Bias Vs. Variance

Jul 22, 2017


  • Symptom $ J_{cv}(\theta) -1 $ and $ J_{train}(\theta) $ are high.
  • Prescription
    1. Getting additional features
    2. Adding polynomial features ($x_{1}^{2}, x_{2}^{2}, x_1x_2, etc $)
    3. Decreasing $\lambda $


  • Symptom $ J_{cv}(\theta) \gg J_{train}(\theta) $ and $J_{train}(\theta) $ is low.
  • Prescription

    1. Getting more training samples
    2. Getting rid of some features
    3. Increasing $\lambda$


Very big $\lambda \rightarrow $ Bias(underfiiting) very small $\lambda \rightarrow $ Variance(overfilling)
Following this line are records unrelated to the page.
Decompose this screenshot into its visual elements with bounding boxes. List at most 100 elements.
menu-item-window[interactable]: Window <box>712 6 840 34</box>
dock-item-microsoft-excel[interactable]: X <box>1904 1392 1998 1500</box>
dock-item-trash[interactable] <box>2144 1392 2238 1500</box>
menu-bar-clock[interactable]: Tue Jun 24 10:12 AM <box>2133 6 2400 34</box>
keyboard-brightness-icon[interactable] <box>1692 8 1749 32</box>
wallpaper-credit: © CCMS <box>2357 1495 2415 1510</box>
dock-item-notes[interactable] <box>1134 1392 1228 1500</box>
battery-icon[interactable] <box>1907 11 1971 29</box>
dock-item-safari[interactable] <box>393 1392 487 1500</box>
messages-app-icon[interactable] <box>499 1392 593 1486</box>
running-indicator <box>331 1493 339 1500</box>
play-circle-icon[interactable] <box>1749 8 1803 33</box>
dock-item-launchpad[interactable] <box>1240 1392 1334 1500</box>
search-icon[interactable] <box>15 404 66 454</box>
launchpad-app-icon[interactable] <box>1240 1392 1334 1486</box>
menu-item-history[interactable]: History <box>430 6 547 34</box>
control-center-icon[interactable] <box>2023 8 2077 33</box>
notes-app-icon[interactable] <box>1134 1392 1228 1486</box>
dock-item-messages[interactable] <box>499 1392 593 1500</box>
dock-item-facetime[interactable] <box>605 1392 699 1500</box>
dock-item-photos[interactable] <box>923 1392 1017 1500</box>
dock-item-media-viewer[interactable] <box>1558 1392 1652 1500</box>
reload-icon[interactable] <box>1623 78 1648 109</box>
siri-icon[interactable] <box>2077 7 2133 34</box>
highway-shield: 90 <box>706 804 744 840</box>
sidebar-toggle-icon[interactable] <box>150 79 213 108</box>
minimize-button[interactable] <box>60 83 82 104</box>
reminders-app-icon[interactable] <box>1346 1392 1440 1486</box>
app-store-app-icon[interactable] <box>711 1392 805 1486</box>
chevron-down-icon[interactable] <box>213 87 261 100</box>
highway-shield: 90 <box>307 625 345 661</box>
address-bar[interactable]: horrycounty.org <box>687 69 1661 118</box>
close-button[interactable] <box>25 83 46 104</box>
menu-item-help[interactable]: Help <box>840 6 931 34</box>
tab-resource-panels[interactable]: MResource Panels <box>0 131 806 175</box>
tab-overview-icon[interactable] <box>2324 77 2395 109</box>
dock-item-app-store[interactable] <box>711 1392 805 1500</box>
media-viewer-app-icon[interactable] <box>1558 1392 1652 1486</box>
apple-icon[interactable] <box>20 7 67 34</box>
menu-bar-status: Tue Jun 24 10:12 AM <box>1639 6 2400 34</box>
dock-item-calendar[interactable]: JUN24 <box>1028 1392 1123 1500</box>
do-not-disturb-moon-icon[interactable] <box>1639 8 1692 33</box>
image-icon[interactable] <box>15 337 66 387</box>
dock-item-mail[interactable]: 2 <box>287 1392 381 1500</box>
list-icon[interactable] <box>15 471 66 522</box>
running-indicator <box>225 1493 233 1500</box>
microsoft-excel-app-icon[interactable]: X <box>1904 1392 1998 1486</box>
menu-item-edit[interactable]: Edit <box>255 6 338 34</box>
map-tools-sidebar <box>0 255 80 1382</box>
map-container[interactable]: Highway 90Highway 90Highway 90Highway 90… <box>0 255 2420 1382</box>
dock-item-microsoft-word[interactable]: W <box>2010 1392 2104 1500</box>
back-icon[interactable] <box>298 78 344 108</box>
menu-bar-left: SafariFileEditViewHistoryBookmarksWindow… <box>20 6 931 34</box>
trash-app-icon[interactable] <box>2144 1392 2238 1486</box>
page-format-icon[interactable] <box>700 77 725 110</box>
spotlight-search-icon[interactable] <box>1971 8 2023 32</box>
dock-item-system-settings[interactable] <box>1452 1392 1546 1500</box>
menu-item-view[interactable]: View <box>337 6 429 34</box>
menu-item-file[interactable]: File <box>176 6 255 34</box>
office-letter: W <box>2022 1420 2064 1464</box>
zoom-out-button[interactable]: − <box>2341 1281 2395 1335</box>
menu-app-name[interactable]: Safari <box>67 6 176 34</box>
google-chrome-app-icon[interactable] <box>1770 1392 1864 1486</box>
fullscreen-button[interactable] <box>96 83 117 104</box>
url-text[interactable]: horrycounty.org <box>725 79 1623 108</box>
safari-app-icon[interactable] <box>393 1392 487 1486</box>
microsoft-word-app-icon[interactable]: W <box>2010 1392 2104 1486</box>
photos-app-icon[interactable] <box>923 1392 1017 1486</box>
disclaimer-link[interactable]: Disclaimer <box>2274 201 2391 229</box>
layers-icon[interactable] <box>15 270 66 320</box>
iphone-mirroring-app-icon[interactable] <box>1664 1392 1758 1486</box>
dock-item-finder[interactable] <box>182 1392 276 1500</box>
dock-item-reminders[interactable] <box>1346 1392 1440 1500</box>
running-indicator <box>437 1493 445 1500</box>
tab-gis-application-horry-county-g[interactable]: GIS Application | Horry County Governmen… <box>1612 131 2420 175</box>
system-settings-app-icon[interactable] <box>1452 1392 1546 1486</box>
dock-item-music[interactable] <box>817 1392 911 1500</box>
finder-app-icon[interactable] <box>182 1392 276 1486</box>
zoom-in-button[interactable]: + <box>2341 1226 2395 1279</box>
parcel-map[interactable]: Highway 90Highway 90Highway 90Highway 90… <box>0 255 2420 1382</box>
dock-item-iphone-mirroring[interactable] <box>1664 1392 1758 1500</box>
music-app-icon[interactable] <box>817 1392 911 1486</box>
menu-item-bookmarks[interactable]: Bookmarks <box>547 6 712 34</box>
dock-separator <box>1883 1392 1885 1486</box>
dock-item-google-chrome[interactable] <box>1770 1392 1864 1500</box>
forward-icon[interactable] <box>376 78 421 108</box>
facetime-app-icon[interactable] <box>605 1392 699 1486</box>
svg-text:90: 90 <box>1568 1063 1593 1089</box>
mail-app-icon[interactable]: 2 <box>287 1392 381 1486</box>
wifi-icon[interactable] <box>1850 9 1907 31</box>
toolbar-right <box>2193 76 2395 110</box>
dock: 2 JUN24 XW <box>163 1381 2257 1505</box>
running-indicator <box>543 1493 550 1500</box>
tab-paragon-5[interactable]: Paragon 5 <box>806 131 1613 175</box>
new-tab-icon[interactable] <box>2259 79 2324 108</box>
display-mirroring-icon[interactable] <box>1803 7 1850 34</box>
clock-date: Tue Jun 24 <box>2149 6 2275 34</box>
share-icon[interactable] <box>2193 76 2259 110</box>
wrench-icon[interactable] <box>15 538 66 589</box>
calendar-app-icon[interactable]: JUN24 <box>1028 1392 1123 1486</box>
$\lambda $ selection : use the same training set and select the lambda that leads to the smallest CV Error and to check the Test Error.

Learning Curve

  • High Bias $J_{train}(\theta) $ is close to $J_{cv}(\theta) $. Getting more data is useless!
  • High Variance There is a gap between $J_{train}(\theta) $ and $J_{cv}(\theta) $. Getting more data may give a better result.

Neural networks and overfitting

  • Using “large” neural network with good regularization to address overfiting is usually better than “small” neural network, but the computation cost is more expensive.